A few years ago, Stan Grenz passed away, and for reasons which remain unknown to me large portions of his theological and philosophical library was put up for sale in the Regent College library. Most of his books were sold for a dollar or two; I remember picking up his copy of Hegel’s Phenomenology of Mind for 75¢. I picked up as many of these volumes as I could, partly because of my respect for Grenz, partly because he had a damn fine theological library.
This week, reading Grenz’s copy of Paul Tillich’s Systematic Theology (a first edition hard-cover from 1951), I was treated to the joy of reading along with Grenz. I never had the chance to meet him in person, but I think I’ve gotten to know him a little bit by reading Tillich in his footsteps.
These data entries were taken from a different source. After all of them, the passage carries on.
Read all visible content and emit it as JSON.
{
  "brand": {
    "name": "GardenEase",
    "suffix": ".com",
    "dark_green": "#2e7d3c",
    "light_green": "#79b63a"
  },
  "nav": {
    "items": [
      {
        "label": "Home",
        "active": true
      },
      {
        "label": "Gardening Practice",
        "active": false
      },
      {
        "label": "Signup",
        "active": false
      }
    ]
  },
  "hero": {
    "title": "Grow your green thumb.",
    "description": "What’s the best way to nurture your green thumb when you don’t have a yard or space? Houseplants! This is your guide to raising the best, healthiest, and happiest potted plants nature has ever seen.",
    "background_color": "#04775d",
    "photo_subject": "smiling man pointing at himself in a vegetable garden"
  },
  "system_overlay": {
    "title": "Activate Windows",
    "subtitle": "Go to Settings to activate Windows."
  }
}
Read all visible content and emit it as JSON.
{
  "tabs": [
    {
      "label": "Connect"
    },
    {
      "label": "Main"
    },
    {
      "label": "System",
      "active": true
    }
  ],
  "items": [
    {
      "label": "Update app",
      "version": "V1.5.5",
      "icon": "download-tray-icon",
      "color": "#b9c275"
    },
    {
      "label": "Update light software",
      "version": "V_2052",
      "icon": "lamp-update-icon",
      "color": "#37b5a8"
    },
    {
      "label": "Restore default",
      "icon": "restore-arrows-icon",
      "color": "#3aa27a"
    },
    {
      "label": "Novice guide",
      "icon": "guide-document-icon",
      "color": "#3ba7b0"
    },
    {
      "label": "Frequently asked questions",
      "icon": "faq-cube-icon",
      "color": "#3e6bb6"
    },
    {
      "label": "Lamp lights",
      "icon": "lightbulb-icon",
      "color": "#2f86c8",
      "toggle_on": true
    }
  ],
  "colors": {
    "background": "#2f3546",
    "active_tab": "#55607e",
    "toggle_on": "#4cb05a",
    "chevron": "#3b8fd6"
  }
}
His underlining is sparse but very even-handed (he almost certainly used a straightedge), and his marginal notes are even more rare. He captures the key passages with a marginal bracket around the text, and seems to be, so far as I can tell, a very careful reader. Strikingly, he never once expressed disagreement with Tillich through his notation, though there were plenty of passages that Grenz surely found objectionable. Of course I found myself spending a little extra time mulling over passages which he emphasized, looking for some meaning that I’d missed on my first pass.
He never intended it, but he found another way to guide my reading—a unexpected legacy for which I’m the grateful heir.